Я заговорил. Все те слова ушли от меня; вскоре после того я заболел, а когда пришел в себя — те слова пропали… Иногда просыпаюсь — и слышу, как затихает их звук, — где-то во мне они живы, — и тогда я боюсь заснуть, чтобы сон не высвободил их.
Его вина виделась ясно, словно дальние горы перед бурей: как он пропадал в Ее храме, как сказал мне о знамении; как увез Акама в Трезену, чтобы увлечь ее следом; и прислал мне женщину, чтоб держать меня вдали от нее; и день за днем избегал меня, чтоб я не мог разгадать его мыслей… Он плакал, услышав, что она уезжает, сегодня был его последний шанс… Всё казалось так ясно, будто бог кричал мне это в уши; в ушах и на самом деле звенело…
И вот — пока я говорил те слова, что забыл потом, — люди вокруг него расступились, все. Он еще не был царем Трезены и теперь никогда уже не станет. Он нарушил священные семейные законы, изнасиловал жену своего отца; а я был не только его отец и гость — я был Великий Царь Аттики, Мегары и Элевсина, Хранитель Фив и Владыка Крита!.. Как могли они дерзнуть избрать моего врага?
Он стоял и слушал, скрестив на груди руки. Ни разу не разжал он губ, чтобы ответить… Но перед концом я увидел, как его пальцы впились в бока, ноздри раздулись, — и глаза стали такими, какие видишь в бою над щитом… Он шагнул вперед, стиснул зубы — и отступил назад. И я прочел на его лице, словно слова на мраморе: «Какой-то бог удержал меня, иначе я задавил бы этого человека». В тот миг я был готов его убить.
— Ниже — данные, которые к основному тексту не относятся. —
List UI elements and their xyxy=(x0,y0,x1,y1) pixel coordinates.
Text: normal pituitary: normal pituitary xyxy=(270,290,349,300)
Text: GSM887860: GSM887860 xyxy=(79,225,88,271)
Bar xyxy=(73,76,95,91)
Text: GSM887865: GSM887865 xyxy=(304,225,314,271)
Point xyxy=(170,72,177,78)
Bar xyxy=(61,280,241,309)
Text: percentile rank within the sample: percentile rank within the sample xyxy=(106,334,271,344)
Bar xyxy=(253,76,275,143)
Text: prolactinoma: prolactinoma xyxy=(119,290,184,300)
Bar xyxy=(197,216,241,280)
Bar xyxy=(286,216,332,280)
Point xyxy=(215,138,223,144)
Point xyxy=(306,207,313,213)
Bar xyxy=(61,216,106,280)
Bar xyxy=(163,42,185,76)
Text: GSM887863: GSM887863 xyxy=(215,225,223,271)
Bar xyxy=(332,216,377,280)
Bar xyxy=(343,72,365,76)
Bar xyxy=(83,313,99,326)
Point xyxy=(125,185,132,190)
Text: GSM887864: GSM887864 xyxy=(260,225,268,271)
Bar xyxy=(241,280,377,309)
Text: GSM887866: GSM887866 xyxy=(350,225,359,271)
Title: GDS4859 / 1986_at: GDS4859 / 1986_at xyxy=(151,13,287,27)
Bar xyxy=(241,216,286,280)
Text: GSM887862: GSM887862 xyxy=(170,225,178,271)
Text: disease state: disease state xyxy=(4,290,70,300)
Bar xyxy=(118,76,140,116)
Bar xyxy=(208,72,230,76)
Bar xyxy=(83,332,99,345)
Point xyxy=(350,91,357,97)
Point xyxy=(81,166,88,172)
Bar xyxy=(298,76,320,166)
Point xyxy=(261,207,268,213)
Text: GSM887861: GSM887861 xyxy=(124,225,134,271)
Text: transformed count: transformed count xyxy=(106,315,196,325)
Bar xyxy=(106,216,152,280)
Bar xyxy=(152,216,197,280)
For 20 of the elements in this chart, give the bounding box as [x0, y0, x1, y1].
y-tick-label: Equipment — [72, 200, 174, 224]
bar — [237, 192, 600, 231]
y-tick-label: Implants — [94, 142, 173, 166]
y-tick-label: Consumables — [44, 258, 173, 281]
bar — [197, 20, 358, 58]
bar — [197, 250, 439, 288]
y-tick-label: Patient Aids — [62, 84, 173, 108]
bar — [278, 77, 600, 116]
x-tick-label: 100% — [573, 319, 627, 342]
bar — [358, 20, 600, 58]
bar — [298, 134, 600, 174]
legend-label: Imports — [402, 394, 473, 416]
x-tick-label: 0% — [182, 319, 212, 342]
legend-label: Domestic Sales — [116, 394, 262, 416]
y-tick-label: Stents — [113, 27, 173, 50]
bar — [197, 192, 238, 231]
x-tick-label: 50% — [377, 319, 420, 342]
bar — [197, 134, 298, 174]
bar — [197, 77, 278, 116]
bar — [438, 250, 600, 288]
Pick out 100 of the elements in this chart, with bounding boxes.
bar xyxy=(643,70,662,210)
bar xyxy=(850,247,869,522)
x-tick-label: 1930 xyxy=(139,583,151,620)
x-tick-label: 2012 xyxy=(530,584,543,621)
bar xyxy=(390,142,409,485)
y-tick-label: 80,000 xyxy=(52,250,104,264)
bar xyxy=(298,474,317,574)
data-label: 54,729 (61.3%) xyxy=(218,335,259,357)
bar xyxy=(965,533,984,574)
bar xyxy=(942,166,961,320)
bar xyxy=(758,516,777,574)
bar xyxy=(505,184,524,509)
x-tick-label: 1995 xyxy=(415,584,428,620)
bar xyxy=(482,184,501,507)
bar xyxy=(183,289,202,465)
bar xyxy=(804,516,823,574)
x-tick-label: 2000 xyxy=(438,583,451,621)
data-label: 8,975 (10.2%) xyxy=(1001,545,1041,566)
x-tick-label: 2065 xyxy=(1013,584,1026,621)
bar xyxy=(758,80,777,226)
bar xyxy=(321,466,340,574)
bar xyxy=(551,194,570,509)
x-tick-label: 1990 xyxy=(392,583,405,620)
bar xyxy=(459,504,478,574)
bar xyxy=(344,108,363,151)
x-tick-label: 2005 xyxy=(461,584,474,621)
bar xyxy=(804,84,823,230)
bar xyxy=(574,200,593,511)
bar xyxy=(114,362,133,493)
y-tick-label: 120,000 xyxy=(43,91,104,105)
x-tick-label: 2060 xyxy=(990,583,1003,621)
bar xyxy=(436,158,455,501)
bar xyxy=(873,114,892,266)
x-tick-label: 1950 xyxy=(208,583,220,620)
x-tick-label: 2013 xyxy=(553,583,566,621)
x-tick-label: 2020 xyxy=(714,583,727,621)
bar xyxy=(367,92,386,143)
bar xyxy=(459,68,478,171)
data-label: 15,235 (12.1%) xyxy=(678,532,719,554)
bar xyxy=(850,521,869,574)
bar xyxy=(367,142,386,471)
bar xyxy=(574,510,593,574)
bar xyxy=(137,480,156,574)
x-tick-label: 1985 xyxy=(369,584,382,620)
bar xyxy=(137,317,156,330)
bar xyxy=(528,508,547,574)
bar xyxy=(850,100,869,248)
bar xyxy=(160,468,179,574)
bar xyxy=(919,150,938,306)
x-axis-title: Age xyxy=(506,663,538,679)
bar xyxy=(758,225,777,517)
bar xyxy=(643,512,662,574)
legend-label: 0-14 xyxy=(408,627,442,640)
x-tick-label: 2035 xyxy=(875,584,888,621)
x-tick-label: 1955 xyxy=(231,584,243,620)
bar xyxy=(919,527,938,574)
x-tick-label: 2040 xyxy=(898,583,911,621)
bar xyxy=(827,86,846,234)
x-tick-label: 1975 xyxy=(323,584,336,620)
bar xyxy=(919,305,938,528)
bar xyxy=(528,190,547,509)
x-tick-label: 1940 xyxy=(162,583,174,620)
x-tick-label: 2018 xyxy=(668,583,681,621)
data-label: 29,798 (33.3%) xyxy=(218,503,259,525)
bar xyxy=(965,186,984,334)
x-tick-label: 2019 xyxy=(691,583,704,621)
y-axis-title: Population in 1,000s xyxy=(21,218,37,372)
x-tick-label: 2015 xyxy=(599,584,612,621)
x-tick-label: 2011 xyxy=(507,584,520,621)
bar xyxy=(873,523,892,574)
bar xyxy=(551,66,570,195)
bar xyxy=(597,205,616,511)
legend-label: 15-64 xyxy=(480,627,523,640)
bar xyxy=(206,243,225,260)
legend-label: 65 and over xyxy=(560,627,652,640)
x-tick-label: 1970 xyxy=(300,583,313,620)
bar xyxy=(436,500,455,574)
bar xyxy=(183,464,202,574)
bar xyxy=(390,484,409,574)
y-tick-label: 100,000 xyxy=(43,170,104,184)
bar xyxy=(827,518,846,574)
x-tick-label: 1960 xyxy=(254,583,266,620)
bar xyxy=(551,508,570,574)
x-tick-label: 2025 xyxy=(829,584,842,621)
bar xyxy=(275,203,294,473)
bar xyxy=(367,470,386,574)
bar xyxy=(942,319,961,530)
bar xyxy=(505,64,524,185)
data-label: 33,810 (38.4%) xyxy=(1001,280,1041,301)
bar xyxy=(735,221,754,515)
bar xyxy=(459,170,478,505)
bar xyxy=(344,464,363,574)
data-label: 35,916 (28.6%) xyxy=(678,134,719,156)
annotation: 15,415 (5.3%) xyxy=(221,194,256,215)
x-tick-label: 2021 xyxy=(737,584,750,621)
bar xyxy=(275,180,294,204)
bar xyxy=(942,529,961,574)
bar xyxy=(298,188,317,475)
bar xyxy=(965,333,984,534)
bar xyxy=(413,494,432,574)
Казалось, сама земля наполняет меня своим гневом. Он вливался в меня через ноги, как поднимается глубинный огонь в горящей горе, прежде чем испепелит всё
Это было — словно в руке у меня перун. Все смотрели на меня со страхом, будто не смертный стоял перед ними. Да, все — и он тоже… И наполненный божьей силой, я ударил ногой оземь и закричал:
— Убирайся с моих земель и с глаз моих навечно! Иди с проклятием моим и с проклятием Посейдона, Сотрясателя Земли! И берегись его гнева, ибо он не заставит себя ждать!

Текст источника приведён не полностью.